The All England Lawn Tennis and Croquet Club announced yesterday it will sell 2,520 Wimbledon debenture tickets (the noble-sounding name for “season tickets”) at the price of $104k a pop, a 60% price increase.
But before all you foreign Federer fans get your white shorts in a bunch, be warned — the debenture system is rigged in favor of the royal hineys that have watched Wimbly for decades.
The devil’s in the debentures
Unlike American single-year season tix, Wimbledon sells them in 5-year bundles.

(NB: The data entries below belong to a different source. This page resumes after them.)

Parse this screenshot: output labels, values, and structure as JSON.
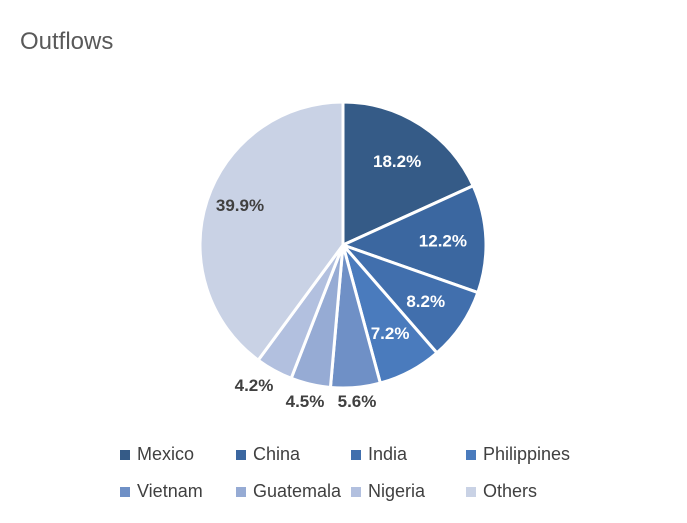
{
  "chart_data": {
    "type": "pie",
    "title": "Outflows",
    "categories": [
      "Mexico",
      "China",
      "India",
      "Philippines",
      "Vietnam",
      "Guatemala",
      "Nigeria",
      "Others"
    ],
    "values": [
      18.2,
      12.2,
      8.2,
      7.2,
      5.6,
      4.5,
      4.2,
      39.9
    ],
    "labels": [
      "18.2%",
      "12.2%",
      "8.2%",
      "7.2%",
      "5.6%",
      "4.5%",
      "4.2%",
      "39.9%"
    ],
    "colors": [
      "#355b87",
      "#3b67a0",
      "#416fad",
      "#4a7bbd",
      "#6f90c6",
      "#96abd4",
      "#b2c0df",
      "#c9d2e5"
    ],
    "label_colors": [
      "#ffffff",
      "#ffffff",
      "#ffffff",
      "#ffffff",
      "#404040",
      "#404040",
      "#404040",
      "#404040"
    ],
    "legend_position": "bottom"
  }
}
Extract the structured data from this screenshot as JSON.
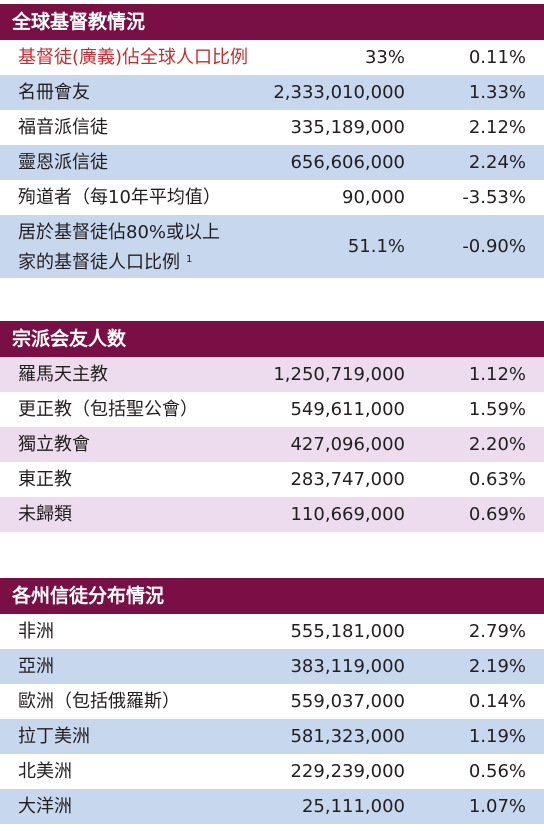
{
  "sections": [
    {
      "title": "全球基督教情況",
      "rows": [
        {
          "label": "基督徒(廣義)佔全球人口比例",
          "value": "33%",
          "rate": "0.11%"
        },
        {
          "label": "名冊會友",
          "value": "2,333,010,000",
          "rate": "1.33%"
        },
        {
          "label": "福音派信徒",
          "value": "335,189,000",
          "rate": "2.12%"
        },
        {
          "label": "靈恩派信徒",
          "value": "656,606,000",
          "rate": "2.24%"
        },
        {
          "label": "殉道者（每10年平均值）",
          "value": "90,000",
          "rate": "-3.53%"
        },
        {
          "label_line1": "居於基督徒佔80%或以上",
          "label_line2": "家的基督徒人口比例",
          "footnote": "1",
          "value": "51.1%",
          "rate": "-0.90%"
        }
      ]
    },
    {
      "title": "宗派会友人数",
      "rows": [
        {
          "label": "羅馬天主教",
          "value": "1,250,719,000",
          "rate": "1.12%"
        },
        {
          "label": "更正教（包括聖公會）",
          "value": "549,611,000",
          "rate": "1.59%"
        },
        {
          "label": "獨立教會",
          "value": "427,096,000",
          "rate": "2.20%"
        },
        {
          "label": "東正教",
          "value": "283,747,000",
          "rate": "0.63%"
        },
        {
          "label": "未歸類",
          "value": "110,669,000",
          "rate": "0.69%"
        }
      ]
    },
    {
      "title": "各州信徒分布情況",
      "rows": [
        {
          "label": "非洲",
          "value": "555,181,000",
          "rate": "2.79%"
        },
        {
          "label": "亞洲",
          "value": "383,119,000",
          "rate": "2.19%"
        },
        {
          "label": "歐洲（包括俄羅斯）",
          "value": "559,037,000",
          "rate": "0.14%"
        },
        {
          "label": "拉丁美洲",
          "value": "581,323,000",
          "rate": "1.19%"
        },
        {
          "label": "北美洲",
          "value": "229,239,000",
          "rate": "0.56%"
        },
        {
          "label": "大洋洲",
          "value": "25,111,000",
          "rate": "1.07%"
        }
      ]
    }
  ],
  "colors": {
    "header_bg": "#7a0f45",
    "row_blue": "#c7d7ee",
    "row_pink": "#ecdcee",
    "highlight_red": "#c72d30"
  }
}
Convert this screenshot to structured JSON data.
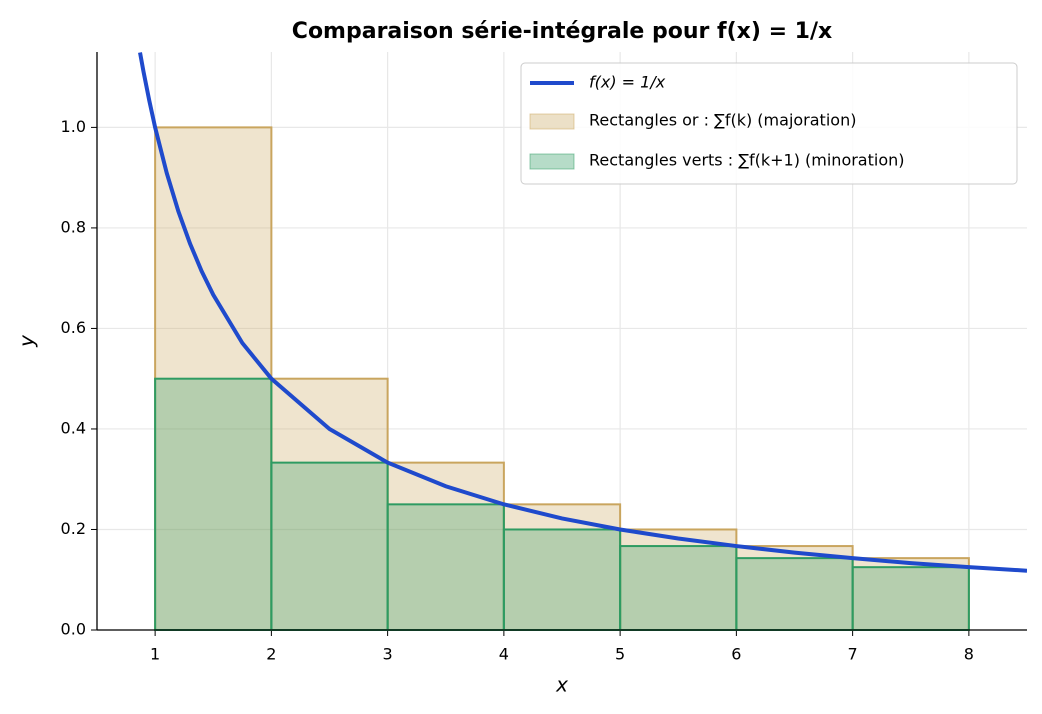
{
  "chart_data": {
    "type": "histogram",
    "title": "Comparaison série-intégrale pour f(x) = 1/x",
    "xlabel": "x",
    "ylabel": "y",
    "xlim": [
      0.5,
      8.5
    ],
    "ylim": [
      0,
      1.15
    ],
    "xticks": [
      1,
      2,
      3,
      4,
      5,
      6,
      7,
      8
    ],
    "yticks": [
      {
        "value": 0,
        "label": "0.0"
      },
      0.2,
      0.4,
      0.6,
      0.8,
      {
        "value": 1,
        "label": "1.0"
      }
    ],
    "grid": true,
    "legend": "upper right",
    "bins": [
      1,
      2,
      3,
      4,
      5,
      6,
      7,
      8
    ],
    "series": [
      {
        "name": "Rectangles or : ∑f(k) (majoration)",
        "color": "#c9a55e",
        "values": [
          1,
          0.5,
          0.333,
          0.25,
          0.2,
          0.167,
          0.143
        ]
      },
      {
        "name": "Rectangles verts : ∑f(k+1) (minoration)",
        "color": "#2e9b62",
        "values": [
          0.5,
          0.333,
          0.25,
          0.2,
          0.167,
          0.143,
          0.125
        ]
      }
    ],
    "curve": {
      "name": "f(x) = 1/x",
      "color": "#1f4acc",
      "x": [
        0.87,
        0.9,
        0.95,
        1,
        1.1,
        1.2,
        1.3,
        1.4,
        1.5,
        1.75,
        2,
        2.5,
        3,
        3.5,
        4,
        4.5,
        5,
        5.5,
        6,
        6.5,
        7,
        7.5,
        8,
        8.5
      ],
      "y": [
        1.149,
        1.111,
        1.053,
        1,
        0.909,
        0.833,
        0.769,
        0.714,
        0.667,
        0.571,
        0.5,
        0.4,
        0.333,
        0.286,
        0.25,
        0.222,
        0.2,
        0.182,
        0.167,
        0.154,
        0.143,
        0.133,
        0.125,
        0.118
      ]
    }
  }
}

Over the 5-year lifespan, there are 65 days of tennis played, meaning each day is worth $1,605. So — why such a premium?
First, the resale market is as strong as Queen Elizabeth’s morning cup of Earl Grey: Last year, a buyer who purchased a $66k 5-year debenture sold just 2 years of tickets for $138k.
But the real reason is even simpler: Wimbledon is, quite literally, created by — and for — royalty.
A sporting event fit for a queen
Since 1868, the All England Club’s lawn tennis championships have been the place for the upper crust to mix and mingle (the club’s current president is Prince Edward, Duke of Kent).
Like the British monarchy, Wimbledon’s debenture tickets are hereditary; Several of the richest and royal-est Brit families have held the debentures since 1920 — so if Prince Harry isn’t your 2nd cousin, you better have a comfortable tent.
Debenture-owning derrières still fill 16.7% of Wimbledon’s seats, and after accounting for media and other reserved seats, only 53.5% of seats are actually open to the public.
The debenture days are far from over
Yesterday’s sale will serve up a cool $260m to the Club, which plans to spend the cash on a new retractable roof (gotta keep the queen cozy) and a neighboring golf course that will cost a cool $85m.
In Britain, debentures are unrestricted financial instruments that are traded in stock markets. So these debentures will eventually sell at massively marked-up margins: Single days this season are already going for $6k+.
It’s a good lesson: Whether you’re sampling strawberries & cream or you’re devouring corn dogs and Bud Lights in a mustard-stained Tom Brady jersey, you can always buy box seats — for the right price.